Poetry, then, is the art of managing an idea , an experience, a perception with the help of essential words . The wild flow of words is an anathema to it. The ‘spontaneous overflow’ definition of poetry should not work in the high days of technology. Even the great poet who defined it that way did not practice it in the making of his own poetic compositions. A look at the popular poems like ‘The Solitary Reaper’ and ‘Daffodils’ should convince a reader. Inept hands in our land have often used his definition in their defence. As a result, they have given us inferior poems.
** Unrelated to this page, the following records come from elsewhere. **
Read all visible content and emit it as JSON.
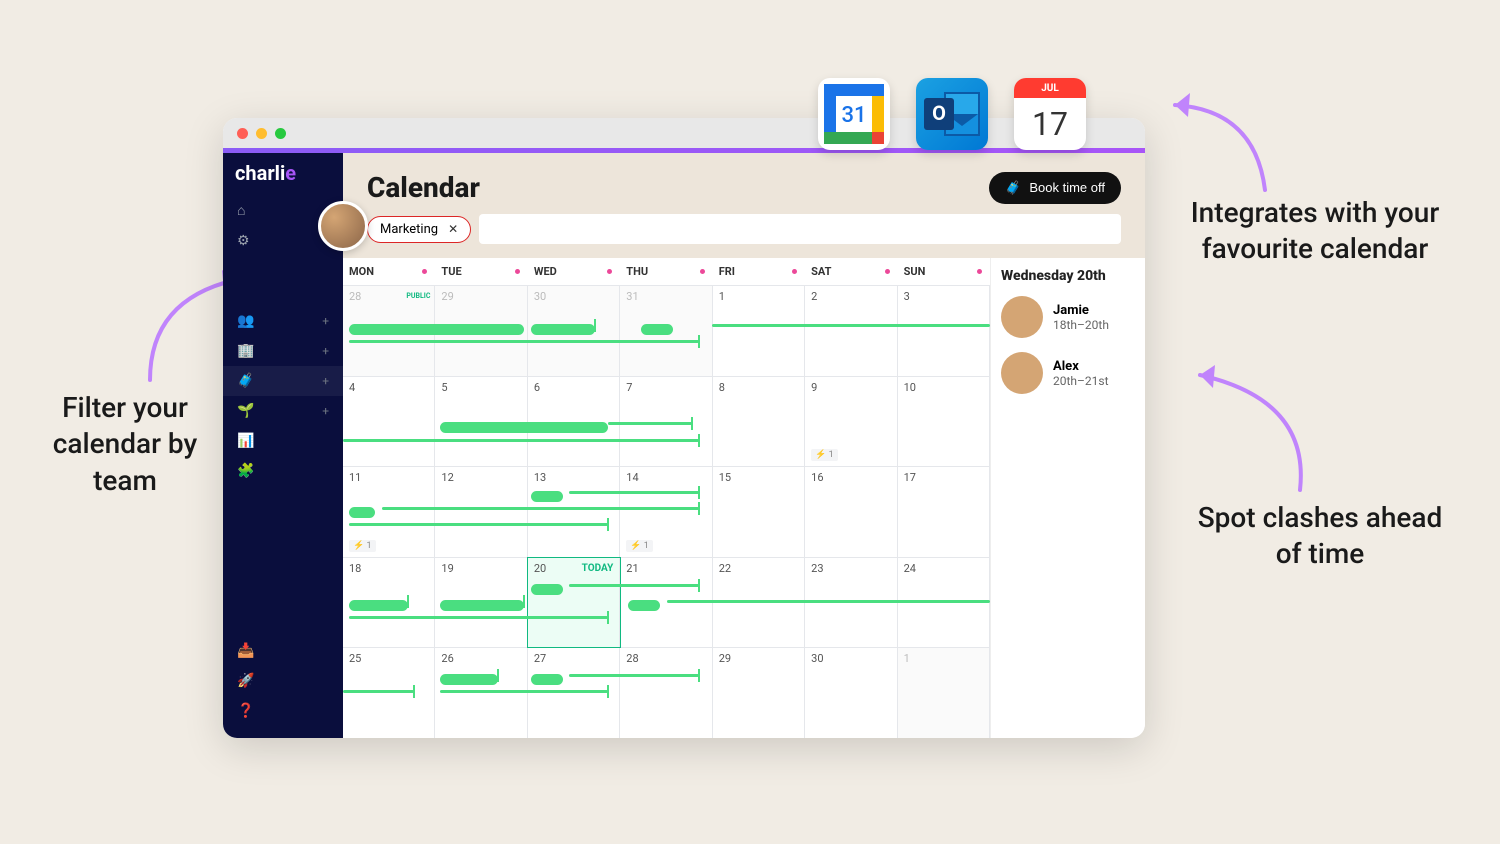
{
  "annotations": {
    "left": "Filter your calendar by team",
    "right_top": "Integrates with your favourite calendar",
    "right_bot": "Spot clashes ahead of time"
  },
  "brand": {
    "name": "charlie"
  },
  "header": {
    "title": "Calendar",
    "book_button": "Book time off"
  },
  "filter": {
    "chip": "Marketing"
  },
  "days": [
    "MON",
    "TUE",
    "WED",
    "THU",
    "FRI",
    "SAT",
    "SUN"
  ],
  "weeks": [
    [
      {
        "n": "28",
        "out": true,
        "public": true
      },
      {
        "n": "29",
        "out": true
      },
      {
        "n": "30",
        "out": true
      },
      {
        "n": "31",
        "out": true
      },
      {
        "n": "1"
      },
      {
        "n": "2"
      },
      {
        "n": "3"
      }
    ],
    [
      {
        "n": "4"
      },
      {
        "n": "5"
      },
      {
        "n": "6"
      },
      {
        "n": "7"
      },
      {
        "n": "8"
      },
      {
        "n": "9",
        "badge": "1"
      },
      {
        "n": "10"
      }
    ],
    [
      {
        "n": "11",
        "badge": "1"
      },
      {
        "n": "12"
      },
      {
        "n": "13"
      },
      {
        "n": "14",
        "badge": "1"
      },
      {
        "n": "15"
      },
      {
        "n": "16"
      },
      {
        "n": "17"
      }
    ],
    [
      {
        "n": "18"
      },
      {
        "n": "19"
      },
      {
        "n": "20",
        "today": true
      },
      {
        "n": "21"
      },
      {
        "n": "22"
      },
      {
        "n": "23"
      },
      {
        "n": "24"
      }
    ],
    [
      {
        "n": "25"
      },
      {
        "n": "26"
      },
      {
        "n": "27"
      },
      {
        "n": "28"
      },
      {
        "n": "29"
      },
      {
        "n": "30"
      },
      {
        "n": "1",
        "out": true
      }
    ]
  ],
  "today_label": "TODAY",
  "public_label": "PUBLIC",
  "sidepanel": {
    "title": "Wednesday 20th",
    "people": [
      {
        "name": "Jamie",
        "dates": "18th–20th"
      },
      {
        "name": "Alex",
        "dates": "20th–21st"
      }
    ]
  },
  "integrations": {
    "apple_month": "JUL",
    "apple_day": "17",
    "google_day": "31"
  }
}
Dr. Singh manages to tell his experience , bitter or sweet, mostly bitter, in minimum possible words. He would eliminate all the non-essentials from his composition. He would chiefly exploit, like Hemingway, the vigour of verb in his poems, and avoid the pomp and vanity of adjective altogether. This way of writing makes his poems far different from the poems we often come across in Indian-English poetry magazines .

In contrast to many poets who peddle poor prose cut into lines of poetry, Dr. Singh’s poems are sober, mature, and disciplined. Though written in free verse they are yet compact. Neither the words nor emotions go astray. No cliché exists there. Only the power of plain words on display.


In essence, his poetry is not for the soft-headed. It will scare the puritans and taunt the purists because the poet lifts the so-called unclean words of the street and gives them a new dignity. In the history of Indian English poetry, I guess, it has been attempted for the first time on such a scale. No doubt it has its dangers. But in the borderless world of today many buffers are at hand. And to the one who has chosen the uncommon path in style and language it acts as the air of spring that drives him to the house of his mate, every day, every hour.

I hope the new generation of readers, though lost in the hell of cyber world, will find time to go through the book and celebrate with the poet the freedom of spirit.